An odd report on climate risk

The Commodity Futures Trading Commission sponsored a subcommittee to look at the risks to financial markets. The report is being pushed through several news outlets including Marketwatch and Politico.

https://www.cftc.gov/sites/default/files/2020-09/9-9-20%20Report%20of%20the%20Subcommittee%20on%20Climate-Related%20Market%20Risk%20-%20Managing%20Climate%20Risk%20in%20the%20U.S.%20Financial%20System%20for%20posting.pdf

The report has a bunch of recommendations, but here is #1. Quote:

“Recommendation 1: The United States should establish a price on carbon. It must be fair, economy-wide, and effective in reducing emissions consistent with the Paris Agreement. This is the single most important step to manage climate risk and drive the appropriate allocation of capital.”

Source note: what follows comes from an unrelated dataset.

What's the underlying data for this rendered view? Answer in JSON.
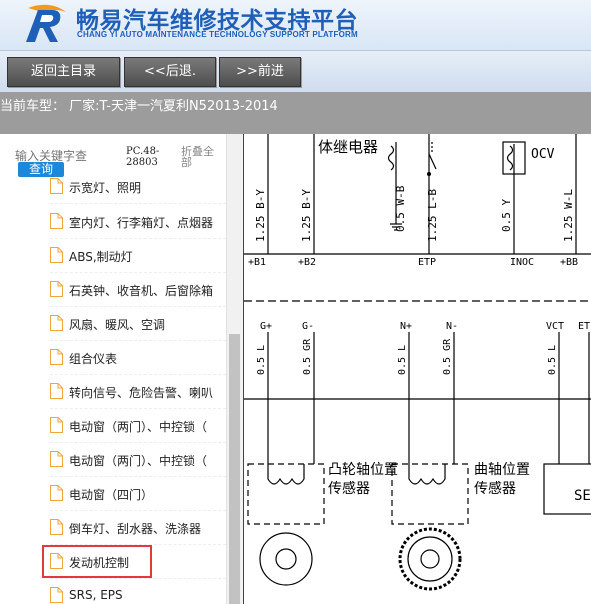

Here is how MarketWatch summarized the recommendations, quote:

The report, which presents 53 recommendations to mitigate the risks to financial markets posed by climate change, concludes that:

  • Climate change poses a major risk to the stability of the U.S. financial system and to its ability to sustain the American economy;
  • Climate risks may also exacerbate financial system vulnerability that have little to do with climate change; including vulnerabilities caused by a pandemic that has stressed balance sheets, strained government budgets, and depleted household wealth;
  • U.S. financial regulators must recognize that climate change poses serious emerging risks to the U.S. financial system, and they should move urgently and decisively to measure, understand, and address these risks;
  • Existing statutes already provide U.S. financial regulators with wide-ranging and flexible authorities that could be used to start addressing financial climate-related risk now;
  • Regulators can help promote the role of financial markets as providers of solutions to climate-related risks; and
  • Financial innovation is required not only to efficiently manage climate risk but also to facilitate the flow of capital to help accelerate the net-zero transition and increase economic opportunity.

I find it odd that financial types are more worried than the politicians … but somewhat comforting that risk management and rational plans are alive and well somewhere.